1996 Fiscal Year Annual Research Report
Xist YACトランスジェニックマウスにおけるX不活性開始の分子機構
Project/Area Number |
08672597
|
Research Category |
Grant-in-Aid for Scientific Research (C)
|
Research Institution | Hiroshima University |
Principal Investigator |
松浦 伸也 広島大学, 原爆放射能医学研究所, 助手 (90274133)
|
Co-Investigator(Kenkyū-buntansha) |
小松 賢志 広島大学, 原爆放射能医学研究所, 教授 (80124577)
|
Keywords | Xist / transgenic mouse / microinjection |
Research Abstract |
哺乳類X染色体の不活性は、雌に存在する二本のX染色体のうち一本が発生初期に転写上の不活性化を受ける現象であり、XX雌とXY雄のX染色体連鎖遺伝子の遺伝子量補正の役割をになっている。X染色体上にはX不活性化中心という座位が知られている。
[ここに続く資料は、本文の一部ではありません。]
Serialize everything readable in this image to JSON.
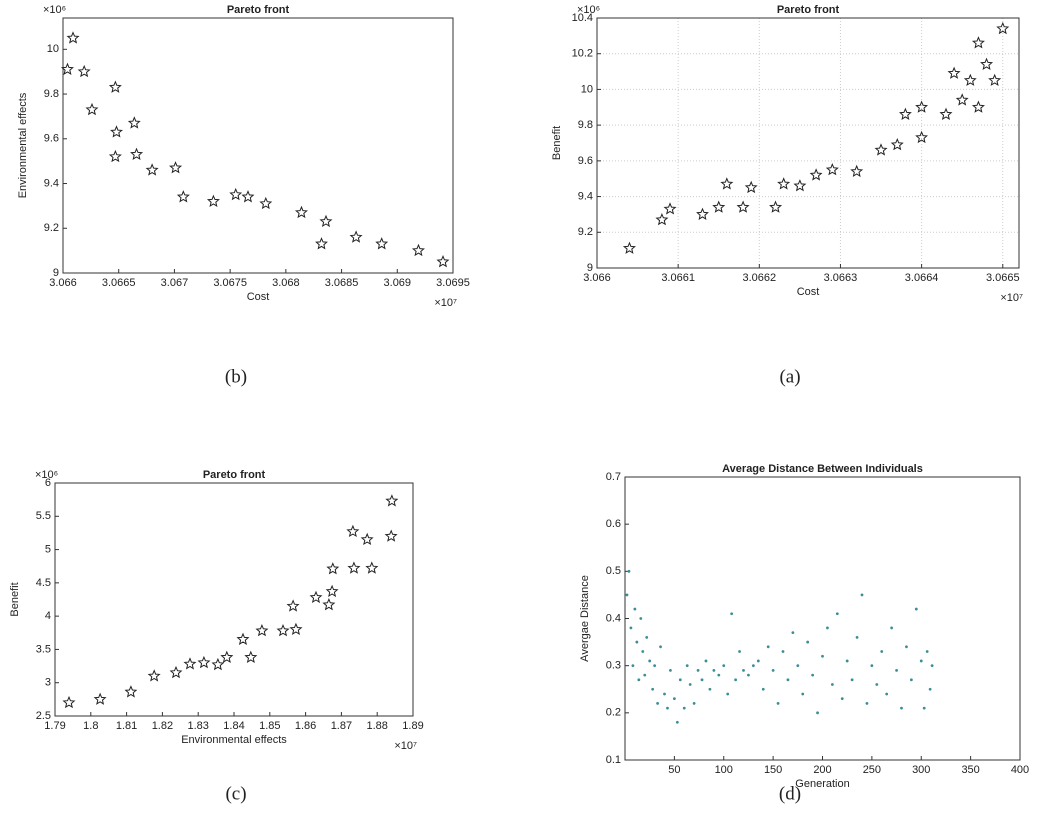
{
  "chart_data": [
    {
      "type": "scatter",
      "caption": "(b)",
      "title": "Pareto front",
      "x_label": "Cost",
      "y_label": "Environmental effects",
      "x_multiplier": "×10⁷",
      "y_multiplier": "×10⁶",
      "marker": "star",
      "color": "#222222",
      "grid": false,
      "x": [
        3.06604,
        3.06609,
        3.06619,
        3.06626,
        3.06647,
        3.06648,
        3.06647,
        3.06664,
        3.06666,
        3.0668,
        3.06701,
        3.06708,
        3.06735,
        3.06755,
        3.06766,
        3.06782,
        3.06814,
        3.06836,
        3.06832,
        3.06863,
        3.06886,
        3.06919,
        3.06941
      ],
      "values": [
        9.91,
        10.05,
        9.9,
        9.73,
        9.83,
        9.63,
        9.52,
        9.67,
        9.53,
        9.46,
        9.47,
        9.34,
        9.32,
        9.35,
        9.34,
        9.31,
        9.27,
        9.23,
        9.13,
        9.16,
        9.13,
        9.1,
        9.05
      ],
      "xlim": [
        3.066,
        3.0695
      ],
      "xticks": [
        3.066,
        3.0665,
        3.067,
        3.0675,
        3.068,
        3.0685,
        3.069,
        3.0695
      ],
      "ylim": [
        9,
        10.14
      ],
      "yticks": [
        9,
        9.2,
        9.4,
        9.6,
        9.8,
        10
      ]
    },
    {
      "type": "scatter",
      "caption": "(a)",
      "title": "Pareto front",
      "x_label": "Cost",
      "y_label": "Benefit",
      "x_multiplier": "×10⁷",
      "y_multiplier": "×10⁶",
      "marker": "star",
      "color": "#222222",
      "grid": true,
      "x": [
        3.06604,
        3.06608,
        3.06609,
        3.06613,
        3.06615,
        3.06616,
        3.06618,
        3.06619,
        3.06622,
        3.06623,
        3.06625,
        3.06627,
        3.06629,
        3.06632,
        3.06635,
        3.06637,
        3.06638,
        3.0664,
        3.0664,
        3.06643,
        3.06644,
        3.06645,
        3.06646,
        3.06647,
        3.06647,
        3.06648,
        3.06649,
        3.0665
      ],
      "values": [
        9.11,
        9.27,
        9.33,
        9.3,
        9.34,
        9.47,
        9.34,
        9.45,
        9.34,
        9.47,
        9.46,
        9.52,
        9.55,
        9.54,
        9.66,
        9.69,
        9.86,
        9.9,
        9.73,
        9.86,
        10.09,
        9.94,
        10.05,
        9.9,
        10.26,
        10.14,
        10.05,
        10.34
      ],
      "xlim": [
        3.066,
        3.06652
      ],
      "xticks": [
        3.066,
        3.0661,
        3.0662,
        3.0663,
        3.0664,
        3.0665
      ],
      "ylim": [
        9,
        10.4
      ],
      "yticks": [
        9,
        9.2,
        9.4,
        9.6,
        9.8,
        10,
        10.2,
        10.4
      ]
    },
    {
      "type": "scatter",
      "caption": "(c)",
      "title": "Pareto front",
      "x_label": "Environmental effects",
      "y_label": "Benefit",
      "x_multiplier": "×10⁷",
      "y_multiplier": "×10⁶",
      "marker": "star",
      "color": "#222222",
      "grid": false,
      "x": [
        1.7939,
        1.8026,
        1.8112,
        1.8177,
        1.8238,
        1.8277,
        1.8316,
        1.8355,
        1.838,
        1.8425,
        1.8447,
        1.8478,
        1.8537,
        1.8565,
        1.8573,
        1.8629,
        1.8665,
        1.8674,
        1.8676,
        1.8732,
        1.8735,
        1.8772,
        1.8785,
        1.8841,
        1.8839
      ],
      "values": [
        2.7,
        2.75,
        2.86,
        3.1,
        3.15,
        3.28,
        3.3,
        3.27,
        3.38,
        3.65,
        3.38,
        3.78,
        3.78,
        4.15,
        3.8,
        4.28,
        4.17,
        4.37,
        4.71,
        5.27,
        4.72,
        5.15,
        4.72,
        5.73,
        5.2
      ],
      "xlim": [
        1.79,
        1.89
      ],
      "xticks": [
        1.79,
        1.8,
        1.81,
        1.82,
        1.83,
        1.84,
        1.85,
        1.86,
        1.87,
        1.88,
        1.89
      ],
      "ylim": [
        2.5,
        6
      ],
      "yticks": [
        2.5,
        3,
        3.5,
        4,
        4.5,
        5,
        5.5,
        6
      ]
    },
    {
      "type": "scatter",
      "caption": "(d)",
      "title": "Average Distance Between Individuals",
      "x_label": "Generation",
      "y_label": "Avergae Distance",
      "marker": "dot",
      "color": "#3a8f96",
      "grid": false,
      "x": [
        2,
        4,
        6,
        8,
        10,
        12,
        14,
        16,
        18,
        20,
        22,
        25,
        28,
        30,
        33,
        36,
        40,
        43,
        46,
        50,
        53,
        56,
        60,
        63,
        66,
        70,
        74,
        78,
        82,
        86,
        90,
        95,
        100,
        104,
        108,
        112,
        116,
        120,
        125,
        130,
        135,
        140,
        145,
        150,
        155,
        160,
        165,
        170,
        175,
        180,
        185,
        190,
        195,
        200,
        205,
        210,
        215,
        220,
        225,
        230,
        235,
        240,
        245,
        250,
        255,
        260,
        265,
        270,
        275,
        280,
        285,
        290,
        295,
        300,
        303,
        306,
        309,
        311
      ],
      "values": [
        0.45,
        0.5,
        0.38,
        0.3,
        0.42,
        0.35,
        0.27,
        0.4,
        0.33,
        0.28,
        0.36,
        0.31,
        0.25,
        0.3,
        0.22,
        0.34,
        0.24,
        0.21,
        0.29,
        0.23,
        0.18,
        0.27,
        0.21,
        0.3,
        0.26,
        0.22,
        0.29,
        0.27,
        0.31,
        0.25,
        0.29,
        0.28,
        0.3,
        0.24,
        0.41,
        0.27,
        0.33,
        0.29,
        0.28,
        0.3,
        0.31,
        0.25,
        0.34,
        0.29,
        0.22,
        0.33,
        0.27,
        0.37,
        0.3,
        0.24,
        0.35,
        0.28,
        0.2,
        0.32,
        0.38,
        0.26,
        0.41,
        0.23,
        0.31,
        0.27,
        0.36,
        0.45,
        0.22,
        0.3,
        0.26,
        0.33,
        0.24,
        0.38,
        0.29,
        0.21,
        0.34,
        0.27,
        0.42,
        0.31,
        0.21,
        0.33,
        0.25,
        0.3
      ],
      "xlim": [
        0,
        400
      ],
      "xticks": [
        50,
        100,
        150,
        200,
        250,
        300,
        350,
        400
      ],
      "ylim": [
        0.1,
        0.7
      ],
      "yticks": [
        0.1,
        0.2,
        0.3,
        0.4,
        0.5,
        0.6,
        0.7
      ]
    }
  ]
}
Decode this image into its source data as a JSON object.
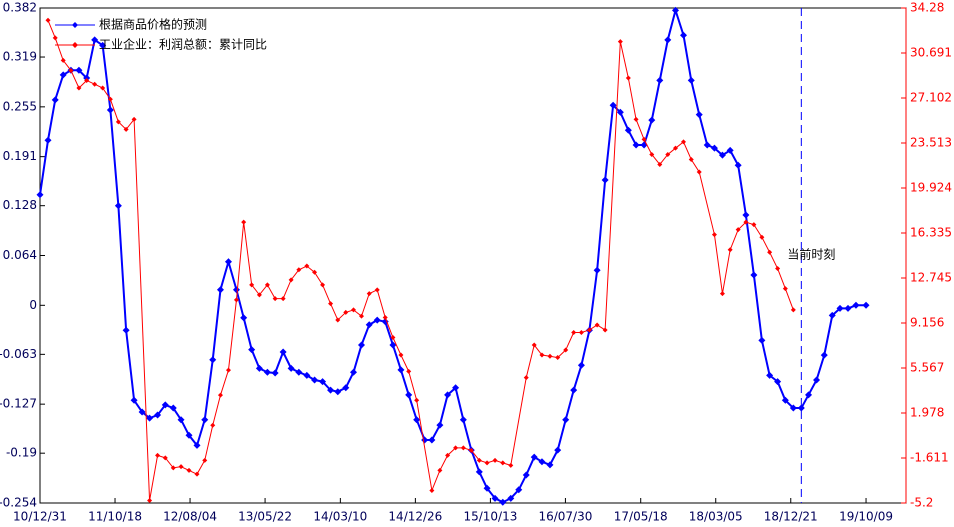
{
  "chart_data": {
    "type": "line",
    "xlim": [
      "10/12/31",
      "20/03/12"
    ],
    "xticks": [
      "10/12/31",
      "11/10/18",
      "12/08/04",
      "13/05/22",
      "14/03/10",
      "14/12/26",
      "15/10/13",
      "16/07/30",
      "17/05/18",
      "18/03/05",
      "18/12/21",
      "19/10/09"
    ],
    "ylim": [
      -0.254,
      0.382
    ],
    "yticks": [
      -0.254,
      -0.19,
      -0.127,
      -0.063,
      0,
      0.064,
      0.128,
      0.191,
      0.255,
      0.319,
      0.382
    ],
    "y2lim": [
      -5.2,
      34.28
    ],
    "y2ticks": [
      -5.2,
      -1.611,
      1.978,
      5.567,
      9.156,
      12.745,
      16.335,
      19.924,
      23.513,
      27.102,
      30.691,
      34.28
    ],
    "legend": "upper left",
    "annotations": [
      {
        "text": "当前时刻",
        "x": "19/01/31"
      }
    ],
    "series": [
      {
        "name": "根据商品价格的预测",
        "color": "#0000ff",
        "x": [
          "10/12/31",
          "11/01/31",
          "11/02/28",
          "11/03/31",
          "11/04/30",
          "11/05/31",
          "11/06/30",
          "11/07/31",
          "11/08/31",
          "11/09/30",
          "11/10/31",
          "11/11/30",
          "11/12/31",
          "12/01/31",
          "12/02/29",
          "12/03/31",
          "12/04/30",
          "12/05/31",
          "12/06/30",
          "12/07/31",
          "12/08/31",
          "12/09/30",
          "12/10/31",
          "12/11/30",
          "12/12/31",
          "13/01/31",
          "13/02/28",
          "13/03/31",
          "13/04/30",
          "13/05/31",
          "13/06/30",
          "13/07/31",
          "13/08/31",
          "13/09/30",
          "13/10/31",
          "13/11/30",
          "13/12/31",
          "14/01/31",
          "14/02/28",
          "14/03/31",
          "14/04/30",
          "14/05/31",
          "14/06/30",
          "14/07/31",
          "14/08/31",
          "14/09/30",
          "14/10/31",
          "14/11/30",
          "14/12/31",
          "15/01/31",
          "15/02/28",
          "15/03/31",
          "15/04/30",
          "15/05/31",
          "15/06/30",
          "15/07/31",
          "15/08/31",
          "15/09/30",
          "15/10/31",
          "15/11/30",
          "15/12/31",
          "16/01/31",
          "16/02/29",
          "16/03/31",
          "16/04/30",
          "16/05/31",
          "16/06/30",
          "16/07/31",
          "16/08/31",
          "16/09/30",
          "16/10/31",
          "16/11/30",
          "16/12/31",
          "17/01/31",
          "17/02/28",
          "17/03/31",
          "17/04/30",
          "17/05/31",
          "17/06/30",
          "17/07/31",
          "17/08/31",
          "17/09/30",
          "17/10/31",
          "17/11/30",
          "17/12/31",
          "18/01/31",
          "18/02/28",
          "18/03/31",
          "18/04/30",
          "18/05/31",
          "18/06/30",
          "18/07/31",
          "18/08/31",
          "18/09/30",
          "18/10/31",
          "18/11/30",
          "18/12/31",
          "19/01/31",
          "19/02/28",
          "19/03/31",
          "19/04/30",
          "19/05/31",
          "19/06/30",
          "19/07/31",
          "19/08/31",
          "19/10/09"
        ],
        "values": [
          0.142,
          0.212,
          0.264,
          0.296,
          0.302,
          0.302,
          0.292,
          0.341,
          0.334,
          0.251,
          0.128,
          -0.032,
          -0.122,
          -0.137,
          -0.145,
          -0.141,
          -0.128,
          -0.132,
          -0.147,
          -0.167,
          -0.18,
          -0.147,
          -0.07,
          0.02,
          0.056,
          0.02,
          -0.016,
          -0.057,
          -0.081,
          -0.086,
          -0.087,
          -0.06,
          -0.081,
          -0.086,
          -0.09,
          -0.096,
          -0.098,
          -0.109,
          -0.111,
          -0.106,
          -0.086,
          -0.051,
          -0.025,
          -0.019,
          -0.021,
          -0.051,
          -0.083,
          -0.115,
          -0.147,
          -0.173,
          -0.173,
          -0.154,
          -0.115,
          -0.106,
          -0.147,
          -0.186,
          -0.214,
          -0.235,
          -0.248,
          -0.253,
          -0.248,
          -0.237,
          -0.218,
          -0.195,
          -0.201,
          -0.205,
          -0.186,
          -0.147,
          -0.109,
          -0.077,
          -0.032,
          0.045,
          0.161,
          0.257,
          0.248,
          0.225,
          0.206,
          0.206,
          0.238,
          0.289,
          0.341,
          0.379,
          0.347,
          0.289,
          0.245,
          0.206,
          0.202,
          0.193,
          0.199,
          0.18,
          0.116,
          0.039,
          -0.045,
          -0.09,
          -0.098,
          -0.122,
          -0.132,
          -0.132,
          -0.115,
          -0.096,
          -0.064,
          -0.013,
          -0.004,
          -0.004,
          0.0,
          0.0
        ]
      },
      {
        "name": "工业企业：利润总额：累计同比",
        "color": "#ff0000",
        "axis": "y2",
        "x": [
          "11/01/31",
          "11/02/28",
          "11/03/31",
          "11/04/30",
          "11/05/31",
          "11/06/30",
          "11/07/31",
          "11/08/31",
          "11/09/30",
          "11/10/31",
          "11/11/30",
          "11/12/31",
          "12/02/29",
          "12/03/31",
          "12/04/30",
          "12/05/31",
          "12/06/30",
          "12/07/31",
          "12/08/31",
          "12/09/30",
          "12/10/31",
          "12/11/30",
          "12/12/31",
          "13/01/31",
          "13/02/28",
          "13/03/31",
          "13/04/30",
          "13/05/31",
          "13/06/30",
          "13/07/31",
          "13/08/31",
          "13/09/30",
          "13/10/31",
          "13/11/30",
          "13/12/31",
          "14/01/31",
          "14/02/28",
          "14/03/31",
          "14/04/30",
          "14/05/31",
          "14/06/30",
          "14/07/31",
          "14/08/31",
          "14/09/30",
          "14/10/31",
          "14/11/30",
          "14/12/31",
          "15/02/28",
          "15/03/31",
          "15/04/30",
          "15/05/31",
          "15/06/30",
          "15/07/31",
          "15/08/31",
          "15/09/30",
          "15/10/31",
          "15/11/30",
          "15/12/31",
          "16/02/29",
          "16/03/31",
          "16/04/30",
          "16/05/31",
          "16/06/30",
          "16/07/31",
          "16/08/31",
          "16/09/30",
          "16/10/31",
          "16/11/30",
          "16/12/31",
          "17/02/28",
          "17/03/31",
          "17/04/30",
          "17/05/31",
          "17/06/30",
          "17/07/31",
          "17/08/31",
          "17/09/30",
          "17/10/31",
          "17/11/30",
          "17/12/31",
          "18/02/28",
          "18/03/31",
          "18/04/30",
          "18/05/31",
          "18/06/30",
          "18/07/31",
          "18/08/31",
          "18/09/30",
          "18/10/31",
          "18/11/30",
          "18/12/31"
        ],
        "values": [
          33.3,
          31.9,
          30.1,
          29.3,
          27.9,
          28.5,
          28.2,
          27.9,
          27.0,
          25.2,
          24.6,
          25.4,
          -5.0,
          -1.4,
          -1.6,
          -2.4,
          -2.3,
          -2.6,
          -2.9,
          -1.8,
          1.0,
          3.4,
          5.4,
          11.0,
          17.2,
          12.2,
          11.4,
          12.2,
          11.1,
          11.1,
          12.6,
          13.4,
          13.7,
          13.2,
          12.2,
          10.7,
          9.4,
          10.0,
          10.2,
          9.7,
          11.5,
          11.8,
          9.6,
          8.0,
          6.6,
          5.3,
          3.0,
          -4.2,
          -2.6,
          -1.4,
          -0.8,
          -0.8,
          -1.0,
          -1.8,
          -2.0,
          -1.8,
          -2.0,
          -2.2,
          4.8,
          7.4,
          6.6,
          6.5,
          6.4,
          7.0,
          8.4,
          8.4,
          8.6,
          9.0,
          8.6,
          31.6,
          28.7,
          25.4,
          23.8,
          22.6,
          21.8,
          22.6,
          23.1,
          23.6,
          22.2,
          21.2,
          16.2,
          11.5,
          15.0,
          16.6,
          17.2,
          17.0,
          16.0,
          14.8,
          13.5,
          11.9,
          10.2
        ]
      }
    ]
  }
}
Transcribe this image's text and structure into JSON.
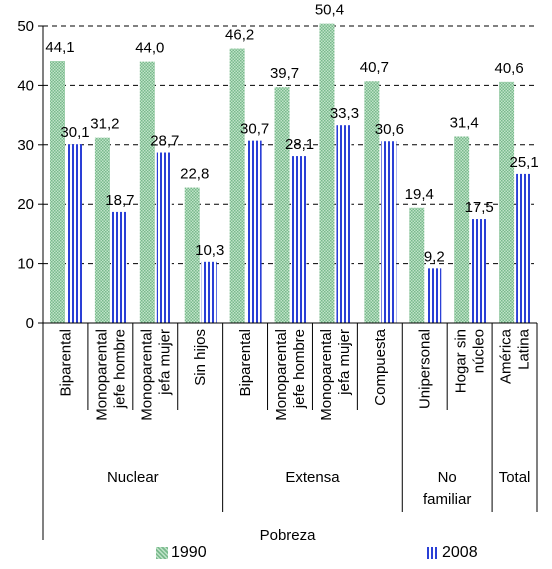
{
  "chart_data": {
    "type": "bar",
    "ylim": [
      0,
      50
    ],
    "yticks": [
      0,
      10,
      20,
      30,
      40,
      50
    ],
    "grid": true,
    "legend_position": "bottom",
    "categories": [
      {
        "lines": [
          "Biparental"
        ]
      },
      {
        "lines": [
          "Monoparental",
          "jefe hombre"
        ]
      },
      {
        "lines": [
          "Monoparental",
          "jefa mujer"
        ]
      },
      {
        "lines": [
          "Sin hijos"
        ]
      },
      {
        "lines": [
          "Biparental"
        ]
      },
      {
        "lines": [
          "Monoparental",
          "jefe hombre"
        ]
      },
      {
        "lines": [
          "Monoparental",
          "jefa mujer"
        ]
      },
      {
        "lines": [
          "Compuesta"
        ]
      },
      {
        "lines": [
          "Unipersonal"
        ]
      },
      {
        "lines": [
          "Hogar sin",
          "núcleo"
        ]
      },
      {
        "lines": [
          "América",
          "Latina"
        ]
      }
    ],
    "groups": [
      {
        "lines": [
          "Nuclear"
        ],
        "start": 0,
        "end": 3
      },
      {
        "lines": [
          "Extensa"
        ],
        "start": 4,
        "end": 7
      },
      {
        "lines": [
          "No",
          "familiar"
        ],
        "start": 8,
        "end": 9
      },
      {
        "lines": [
          "Total"
        ],
        "start": 10,
        "end": 10
      }
    ],
    "supergroup": {
      "label": "Pobreza",
      "start": 0,
      "end": 9
    },
    "series": [
      {
        "name": "1990",
        "color": "#8fc9a0",
        "values": [
          44.1,
          31.2,
          44.0,
          22.8,
          46.2,
          39.7,
          50.4,
          40.7,
          19.4,
          31.4,
          40.6
        ],
        "labels": [
          "44,1",
          "31,2",
          "44,0",
          "22,8",
          "46,2",
          "39,7",
          "50,4",
          "40,7",
          "19,4",
          "31,4",
          "40,6"
        ]
      },
      {
        "name": "2008",
        "color": "#2a3fd6",
        "values": [
          30.1,
          18.7,
          28.7,
          10.3,
          30.7,
          28.1,
          33.3,
          30.6,
          9.2,
          17.5,
          25.1
        ],
        "labels": [
          "30,1",
          "18,7",
          "28,7",
          "10,3",
          "30,7",
          "28,1",
          "33,3",
          "30,6",
          "9,2",
          "17,5",
          "25,1"
        ]
      }
    ]
  }
}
最近、X不活性化中心にマップされるXist遺伝子が、X不活化の開始に直接関与していることがノックアウトマウスを用いた実験から示された。我々はXist遺伝子とXic,X不活化との関係を詳細に解明するため、2系統のXist YACトランスジェニックマウス(Tg04マウス、Tg15マウス)を作製した。そのうちXist遺伝子を含む350kbのYACクローンがY染色体に挿入されたトランスジェニックマウスでは雄にも関わらずXistが雌と同レベルにXistトランスジーンから発現されていた。トランスジェニックマウス作製に用いた350kb Xist YACは、微小注入する前にそのright armに、Pgk-1プロモーターに連結したβ-gal遺伝子をあらかじめ相同組換えで導入しておいたので、このマウスの各々の発生段階の雄胎児をX-galで染色することで、Xistトランスジーンと染色体不活化の関係を解析した。 Tg15を交配して得られた受精卵をX-gal染色したところ、2〜4細胞期ではじめて染色が確認され、桑実胚期でLacZの染色の程度は最大となり、その後、後期胚盤胞期では再びLacZ陰性となることがわかった。この結果はXistトランスジーンがβ-gal遺伝子を不活性化していることを示唆するものと思われるが、今後、別の系統のトランスジェニックマウスで結果に再現性があるかどうかを確認したい。